The core of the work is a mathematical optimization model formulated as a Mixed-Integer Linear Programming (MILP) problem. It evaluates infrastructure and operational configurations based on real-world input data, including dynamic electricity tariffs, high-resolution hourly PV generation profiles, vehicle energy consumption, and operational schedules from an ongoing electrification project in Switzerland. The case study involves a parcel logistics company aiming to fully electrify its delivery fleet across 12 national hubs by 2035. The analysed site, a former freight yard now undergoing redevelopment, provides a unique opportunity to explore infrastructure decisions within a constrained urban context.

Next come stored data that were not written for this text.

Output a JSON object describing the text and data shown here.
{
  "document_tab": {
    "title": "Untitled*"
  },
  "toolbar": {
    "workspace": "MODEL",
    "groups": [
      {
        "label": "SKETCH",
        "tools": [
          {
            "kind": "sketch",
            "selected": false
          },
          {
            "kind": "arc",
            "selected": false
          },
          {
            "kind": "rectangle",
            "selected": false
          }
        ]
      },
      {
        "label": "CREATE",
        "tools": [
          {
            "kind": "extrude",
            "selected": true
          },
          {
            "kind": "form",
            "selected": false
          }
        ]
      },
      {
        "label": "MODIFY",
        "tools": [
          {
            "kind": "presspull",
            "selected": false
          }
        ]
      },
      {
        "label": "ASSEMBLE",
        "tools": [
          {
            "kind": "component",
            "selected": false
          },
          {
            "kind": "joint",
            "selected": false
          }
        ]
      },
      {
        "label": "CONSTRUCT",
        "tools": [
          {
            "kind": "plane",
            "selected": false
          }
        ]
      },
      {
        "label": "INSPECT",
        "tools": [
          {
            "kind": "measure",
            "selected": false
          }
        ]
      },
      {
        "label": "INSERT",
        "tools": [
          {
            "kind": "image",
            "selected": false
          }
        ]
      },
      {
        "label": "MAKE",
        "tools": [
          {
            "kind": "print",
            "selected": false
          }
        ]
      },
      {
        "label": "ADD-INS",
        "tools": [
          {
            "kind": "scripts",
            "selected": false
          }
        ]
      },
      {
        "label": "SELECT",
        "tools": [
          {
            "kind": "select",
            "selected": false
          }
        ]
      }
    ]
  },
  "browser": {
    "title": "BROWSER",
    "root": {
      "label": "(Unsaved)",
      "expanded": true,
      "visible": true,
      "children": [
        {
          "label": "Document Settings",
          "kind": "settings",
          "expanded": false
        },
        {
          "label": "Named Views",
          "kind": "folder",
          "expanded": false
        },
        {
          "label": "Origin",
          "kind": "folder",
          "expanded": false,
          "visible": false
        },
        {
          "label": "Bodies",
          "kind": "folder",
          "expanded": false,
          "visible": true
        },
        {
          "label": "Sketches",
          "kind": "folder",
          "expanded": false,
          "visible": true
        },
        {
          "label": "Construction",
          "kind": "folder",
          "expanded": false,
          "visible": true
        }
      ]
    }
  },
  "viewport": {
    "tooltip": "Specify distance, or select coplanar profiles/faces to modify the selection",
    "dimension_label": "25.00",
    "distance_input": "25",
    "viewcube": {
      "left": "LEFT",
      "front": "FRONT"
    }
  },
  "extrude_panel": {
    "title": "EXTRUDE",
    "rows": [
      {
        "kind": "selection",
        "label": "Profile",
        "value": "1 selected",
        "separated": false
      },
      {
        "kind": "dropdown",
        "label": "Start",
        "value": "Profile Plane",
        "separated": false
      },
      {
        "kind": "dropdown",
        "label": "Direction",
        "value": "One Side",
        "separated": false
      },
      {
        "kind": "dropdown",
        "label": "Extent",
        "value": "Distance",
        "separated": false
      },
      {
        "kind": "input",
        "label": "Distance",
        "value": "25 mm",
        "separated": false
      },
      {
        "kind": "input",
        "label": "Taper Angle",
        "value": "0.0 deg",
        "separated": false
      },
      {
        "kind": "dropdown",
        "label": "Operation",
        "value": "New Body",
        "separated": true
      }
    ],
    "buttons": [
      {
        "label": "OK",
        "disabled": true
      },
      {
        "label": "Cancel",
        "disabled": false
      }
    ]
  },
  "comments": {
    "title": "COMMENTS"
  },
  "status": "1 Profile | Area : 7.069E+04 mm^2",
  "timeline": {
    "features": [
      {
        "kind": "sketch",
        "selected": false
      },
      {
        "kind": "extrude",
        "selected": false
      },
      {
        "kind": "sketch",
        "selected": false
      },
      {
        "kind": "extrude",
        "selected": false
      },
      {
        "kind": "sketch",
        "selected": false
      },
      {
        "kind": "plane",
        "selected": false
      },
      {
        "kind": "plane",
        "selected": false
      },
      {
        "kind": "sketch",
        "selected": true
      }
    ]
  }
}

The model minimizes the Total Cost of Ownership by applying two complementary analyses to each scenario: a conventional assessment of infrastructure and vehicle investment costs, and a dynamic evaluation that captures time-dependent operational parameters. These include vehicle usage and charging schedules, photovoltaic generation patterns, and temporal variations in electricity prices. The model simultaneously optimizes the sizing of key infrastructure elements, such as photovoltaic systems, stationary battery storage, vehicle batteries, and the grid connection, while accounting for realistic technical and temporal constraints. In addition, it determines cost-efficient charging and discharging strategies, incorporating bidirectional energy flows and dynamic tariff structures. Embedded in a scenario-based framework, the model enables systematic exploration of infrastructure configurations to identify cost-effective solutions and enhance overall system resilience.

Key findings show that temporal alignment between PV production and fleet availability significantly affects cost outcomes. Bidirectional charging proves especially beneficial for maximizing self-consumption of PV electricity and reducing dependency on expensive grid imports during peak hours. Seasonal planning and the strategic sizing of battery storage also play crucial roles in minimizing operational expenses. The results provide actionable insights for logistics operators, energy planners, and policymakers aiming to design cost-effective, resilient, and scalable fleet electrification strategies.

The research is based entirely on original modelling and analysis, supported by field data collected in collaboration with project partners, including a logistics provider, energy supplier, and charging infrastructure manufacturer. It is part of an applied research project and is situated within the context of a larger academic and industrial collaboration.